After a while, I was paired with David Bell and we got a TV brief for Cadbury’s Wispa. On the shoot, we discovered that comic national treasure Victoria Wood and legendary comedy director Bob Brooks were two of the most miserable human beings we’d ever encountered.

Across the road from the agency was the Camden Palace (now known as Koko). It was one of the hottest clubs in London and, in what I believe is now termed a "side hustle", I DJ'd there most Tuesday nights. This was apparently when the fearsome Lenny "The Guv’nor" McLean ran the door. I say "apparently", because I never actually saw him. He'd sit inside, but just the knowledge that Len was there – or even the rumour that he might be – was enough to keep the rowdiest clubbers, quite literally, in line. I’d emerge with my crates of vinyl around 2am, cross the road and go back into the agency to crash out on any one of a selection of sofas.

In the morning, I’d shower and put the vinyl back in the boot of my Cortina, which was parked in the car park downstairs. Back then, far more people drove and, if you arrived before 8:45, Derek, the profane and irascible car park attendant, would let you box someone in if you left him "the fucking keys".  

But it wasn’t just the scale and art-deco grandeur of Greater London House or its handy car park that I loved; it was its insalubrious locale. There were cavernous Irish pubs and cheap Greek restaurants aplenty, for the many days when we couldn’t face another school dinner. The favourite was a tiny taverna called Roulla’s, which really was just a Cypriot family’s front room.

All human life found its way to Camden. In Fine Fare on Camden High Street, I sometimes saw Alan Bennett and The Lady in the Van. She behaved exactly as Maggie Smith did in the film, with the saintly Bennett trying to mollify her as though she were an unruly child.

Further up, towards the Camden Lock, the bohemians wandered around accompanied by the waft of patchouli oil and naughty smoke. Add the indigenous old residents, the Jewish kids from JFS on Camden Road and the ever-present Irish and Greeks, and you had something special. In Camden Town, you could walk among the very people your advertising needed to reach. You simply couldn’t do that in Soho or Covent Garden. 

But nothing stays the same forever. Another agency offered me slightly more than the combined generosity of the Camden Palace and Alan Taylor. It was a wrench to leave, but I wanted to swap the Cortina for an Escort XR3i. Since then, I’ve returned to Greater London House many times, especially when Rainey, Kelly, Campbell and Roalfe got the agency and building buzzing again. I was always delighted when the phone rang and somebody said: "Mark/Ben/Damon wondered if you could pop in." Mark was the last to leave, but now there’s a new tenant.   
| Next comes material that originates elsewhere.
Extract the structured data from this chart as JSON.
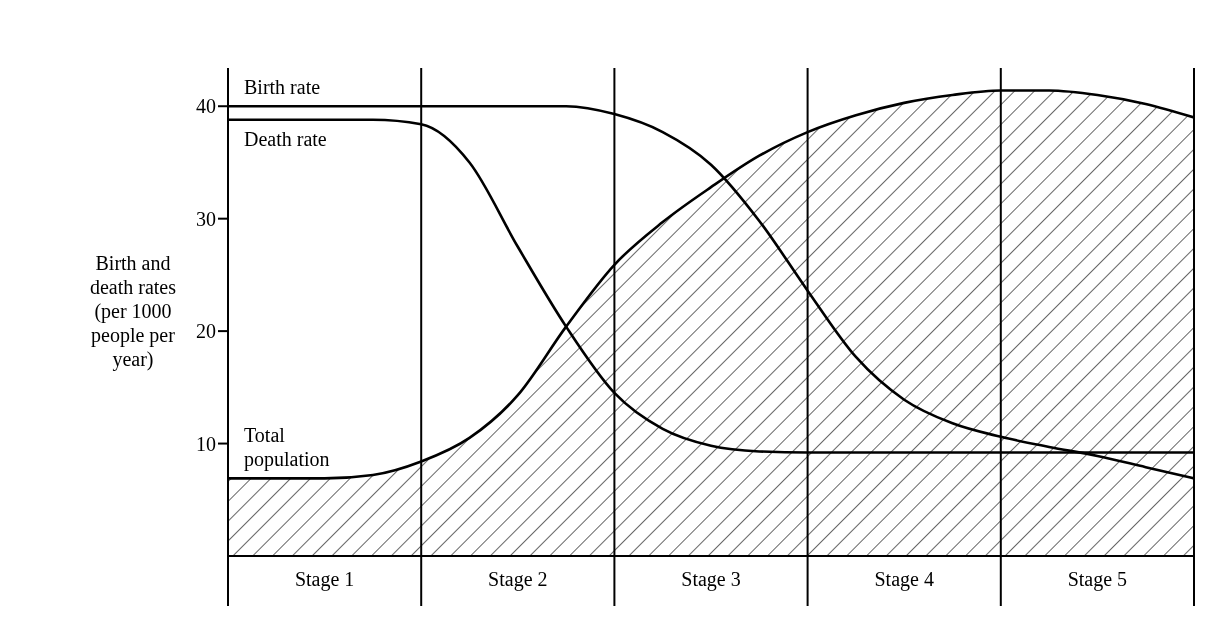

Mr J Walter Thompson – formerly of Mayfair and Knightsbridge – has changed his first name to Wunderman and moved in. Wunderman, of course, has been in Greater London House for years. In fact, Lester Wunderman, the founder, once paid a visit to his agency’s London office. He arrived at the car park, to be told by Derek that there was no space for him. He pointed to the Wunderman sign and said: "But I’m Wunderman." "I don’t care if you’re fucking Superman," our hero replied. "You can’t park here."

So if you’re one of the lucky new residents, remember – it’s a magical building in a wonderful place. Everything’s going to be fine.